On top of all that, the law mandates spending caps of about 1.04 trillion dollars in discretionary spending for every year of the next 10 years. Also Congress must vote on a Balanced Budget Amendment, however the specifics on what exactly that amendment would look like are pretty slim.

So who won? As far as the actual bill goes, I think Republicans got more of what they wanted, despite what some Tea Party Republicans are saying. First and foremost the Republicans in the House didn't allow Obama to get his "clean" increase in the debt ceiling that he wanted. The fact that the debt ceiling increase was connected to spending reform should be considered a victory for Republicans. The Republicans were able to prevent tax increases in the first round of deficit reduction, which was their pledge from the beginning. Crucially, this law stands in stark contrast to the bailout bill Obama was able to secure at the beginning of his term. The mindset of Congress seems to have changed, albeit only slightly. This change is the result of the appearance of the fiscally conservative Tea Partiers. 

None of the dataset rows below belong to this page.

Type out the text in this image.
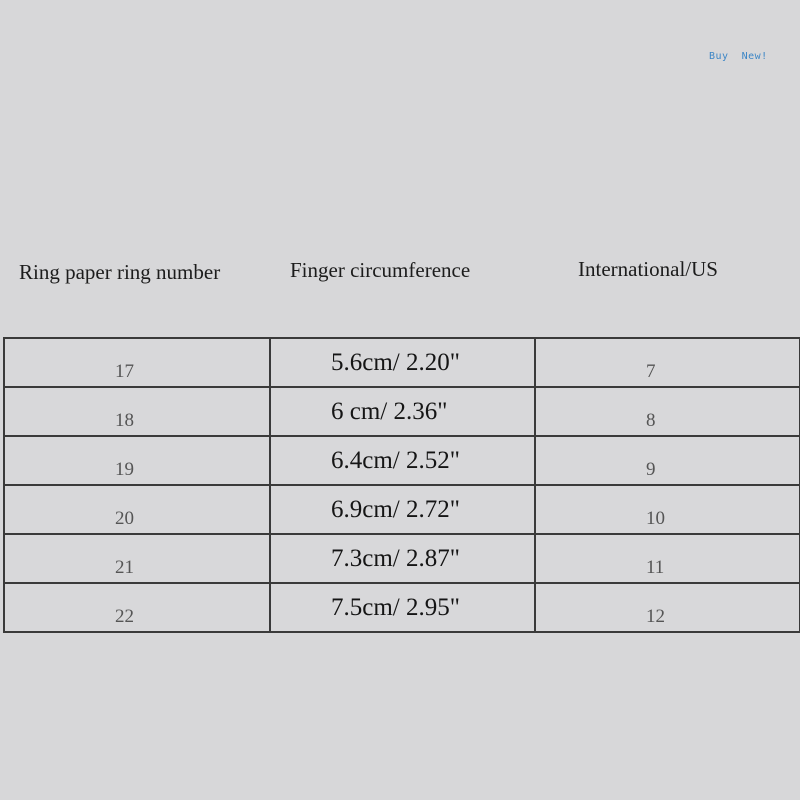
Buy  New!
Ring paper ring number	Finger circumference	International/US
17	5.6cm/ 2.20"	7

18	6 cm/ 2.36"	8

19	6.4cm/ 2.52"	9

20	6.9cm/ 2.72"	10

21	7.3cm/ 2.87"	11

22	7.5cm/ 2.95"	12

Meanwhile the Democrats gave up increases in taxes and were forced to allow the spending cuts that they had fought against through. And all this happened while the GOP only controlled one half of one branch of the federal government.

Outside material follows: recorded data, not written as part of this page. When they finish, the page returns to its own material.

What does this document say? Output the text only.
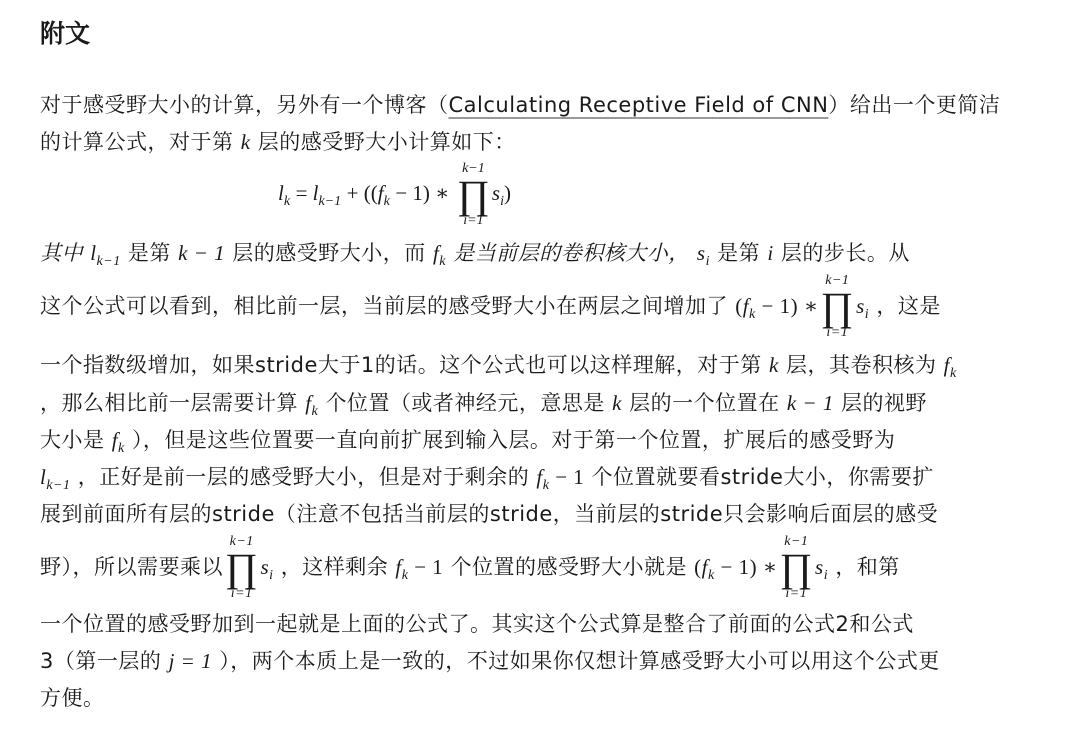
附文
对于感受野大小的计算，另外有一个博客（Calculating Receptive Field of CNN）给出一个更简洁
的计算公式，对于第 k 层的感受野大小计算如下：
$l_k = l_{k-1} + ((f_k - 1)$ ∗
k−1
∏
i=1
$s_i$)
其中 $l_{k-1}$ 是第 k − 1 层的感受野大小，而 $f_k$ 是当前层的卷积核大小， $s_i$ 是第 i 层的步长。从
这个公式可以看到，相比前一层，当前层的感受野大小在两层之间增加了 $(f_k - 1)$ ∗
k−1
∏
i=1
$s_i$ ，这是
一个指数级增加，如果stride大于1的话。这个公式也可以这样理解，对于第 k 层，其卷积核为 $f_k$
，那么相比前一层需要计算 $f_k$ 个位置（或者神经元，意思是 k 层的一个位置在 k − 1 层的视野
大小是 $f_k$ ），但是这些位置要一直向前扩展到输入层。对于第一个位置，扩展后的感受野为
$l_{k-1}$ ，正好是前一层的感受野大小，但是对于剩余的 $f_k - 1$ 个位置就要看stride大小，你需要扩
展到前面所有层的stride（注意不包括当前层的stride，当前层的stride只会影响后面层的感受
野），所以需要乘以
k−1
∏
i=1
$s_i$ ，这样剩余 $f_k - 1$ 个位置的感受野大小就是 $(f_k - 1)$ ∗
k−1
∏
i=1
$s_i$ ，和第
一个位置的感受野加到一起就是上面的公式了。其实这个公式算是整合了前面的公式2和公式
3（第一层的 j = 1 ），两个本质上是一致的，不过如果你仅想计算感受野大小可以用这个公式更
方便。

That's not to say that this is the greatest deal since 99-cent Tuesdays at the bowling alley. Despite all the cuts and potential cuts, projections suggest that the total deficit will still increase by at least $7 trillion over the next ten years. With that in mind one can understand why some Republicans still voted no on the compromise. They feel the law simply didn’t do enough. And frankly no one, on the right or the left, should be satisfied with this level of spending reform. The government is still way too far in the red and it’s still sink farther in.

All that being said, step two of spending reform is where the battle lies. Both Republican and Democratic leaders must carefully choose their representatives for this 12-person committee. Neither side wants to stalemate the whole process but neither side wants to give up too much ground either. Both Republicans and Democrats want to avoid the automatic cuts. It is a battle of ideologies in Washington. There are those who wish to continue to increase the scope and authority of government and those who want to see government shrink. This new law is certainly a victory for small government. But it was only a small victory; when round two kicks off in a couple weeks the real battle will just be beginning.